Well, actually I need only maximum deflection

So, now I know how to calculate the deflection, but if it is too high the rod probably breaks into two pieces, how this can be estimated? In case of my 1000 m length rod the deflection was 36 meters, I think that it is not high, but if it was 500 m? The rod would be broken or what?

 

[Pinwheel]

Oh, I confused comma with dot, actually 1.000 and 1,000 means different numbers in USA and in Europe

Ha! Well I'm not in the USA I'm in the UK and we dont use dots we use commas.

So, now I know how to calculate the deflection, but if it is too high the rod probably breaks into two pieces, how this can be estimated? In case of my 1000 m length rod the deflection was 36 meters, I think that it is not high, but if it was 500 m? The rod would be broken or what?
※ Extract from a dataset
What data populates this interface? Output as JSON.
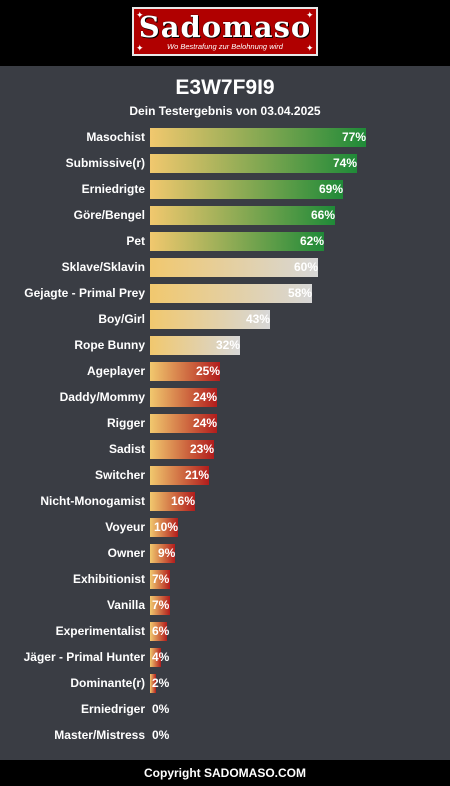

The deflection doesnt mean anything unless you know what the properties of the material, such as Yield Stress and Ultimate Tensile Strength are. In this case you will need to know the stress in the beam, not the deflection.

 

[Eagle9]

Pinwheel

The deflection doesnt mean anything unless you know what the properties of the material, such as Yield Stress and Ultimate Tensile Strength are. In this case you will need to know the stress in the beam, not the deflection.

Ok, and where can I find/calculate the value of stress in the beam?


As for Deflection, in our case it was equal to 36 meters for 1 000 long rod- about 3 % and I think that it is acceptable, could you please tell me where is limit for Deflection? 10 % (from rod’s length of course)? 20%

 

[Pinwheel]

As for Deflection, in our case it was equal to 36 meters for 1 000 long rod- about 3 % and I think that it is acceptable, could you please tell me where is limit for Deflection? 10 % (from rod’s length of course)? 20%

The limit would be based on stress, not deflection, and WHAT MATERIAL. Think about it, if you had two identical sized beams: one made of rubber and one made from steel, what sense would there be in both having a deflection "limit". Rubber can bend much more without breaking. So click on stress on the calculator, the button is right there. And compare it against yield or ultimate tensile stress.

 

[Eagle9]

Pinwheel

The limit would be based on stress, not deflection, and WHAT MATERIAL. Think about it, if you had two identical sized beams: one made of rubber and one made from steel, what sense would there be in both having a deflection "limit". Rubber can bend much more without breaking. So click on stress on the calculator, the button is right there. And compare it against yield or ultimate tensile stress.

Ok, I put in that calculator the same data:

I need to compare this 0.347 GPa (or maybe -2.73 × 10^8 N-m?) to yield or ultimate strengths, these value are available here: http://en.wikipedia.org/wiki/Yield_stress but not for Carbon nanotubes but let’s assume that Carbon Fiber (CF, CFK) and Carbon nanotubes are the same (still both of them are Carbon), the Ultimate strength for this material is 5650 MPa, or 5.65 GPa and this is more than 0.347 GPa, so the rod will not be broken, right?

 

[Dywyddyr]

It's the same problem as in your earlier thread: compare the total stress to the actual strength (e.g. the ultimate strength multiplied by the cross-sectional area).